Most of us have had the displeasure of a DMV visit at some point in our lives. And it's not Nevada's DMV that I'm going after here. Every DMV I've ever been to has taken hours upon excruciating, mind-numbing hours of waiting.

Thankfully, Homeland Security allowed the states to apply for an extension. Nevada was granted the extension, which means the Silver State's current driver's licenses and identification cards will be accepted on airplanes and at federal buildings through Dec. 31, 2009.

Basically, anyone born on or after Dec. 1, 1964, have until Dec. 1, 2014, to get a new license or ID card. Those born before Dec. 1, 1964 have until Dec. 1, 2017, to do the same.

Congress passed the Real ID Act giving Homeland Security the power to set identification standards for state driver's licenses if those licenses were to be used to board an airplane or enter a federal courthouse.

The idea was to make sure everyone had and was legally using an ID that could be checked against a national database. Right now, states don't have access to each other's drivers license or identification card lists, unless you have a trucker's license.

By making everyone go back and redo their identification, the feds were hoping to root out terrorists, identity thieves and others who might be abusing the system.

At least one of the terrorists who carried out the Sept. 11, 2001, terrorist attacks had four driver's licenses and ID cards from three states.

The Real ID act set a couple of minimum national standards for identification cards, including that certain information and security features be included on each card and proof of identity and U.S. citizenship or legal status is needed from each applicant.

One change is for applicants to have their driver's license photograph shot at the beginning of the application process, so a picture would exist of anyone who failed to prove their identity.
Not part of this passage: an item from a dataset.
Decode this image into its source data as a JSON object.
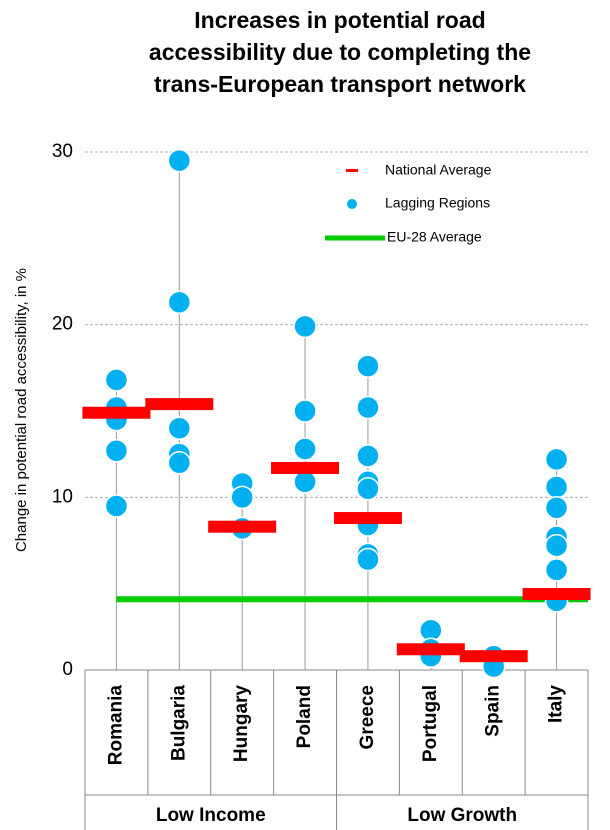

The picture then would be saved and used so the person could not later con the system.

Some fears were alleviated, at least among the conspiracy theorists, because the cards are not going to contain microchips.

In Nevada, the DMV is planning on switching to a more secure system by September.

The new driver's license and ID cards will have 15 security features, including precision printing and ghost images, according to the DMV's Web site.

Another important change is that motorists will no longer get their license while at the DMV. Instead, drivers will be given temporary permits and the license will be sent later in the mail.

The idea is that all the licenses will be produced at a secure, centralized facility.

Over the next year, Homeland Security expects all states to begin checking both the Social Security numbers and immigration status of license applicants.

Jacobs said while Nevada doesn't have a law that checks for legal residency, you still must present enough identification that would establish it.

DMV officials are still trying to work out what would be required to establish residency, but it might include mortgage statements, tax assessor's notices and utility bills.

The question that I'm sure is on most minds is: When do I have to go get my Real ID?

Thanks to the extension, chances are you will be able to wait until your driver's license renewal date before you make the dreaded trip to the DMV.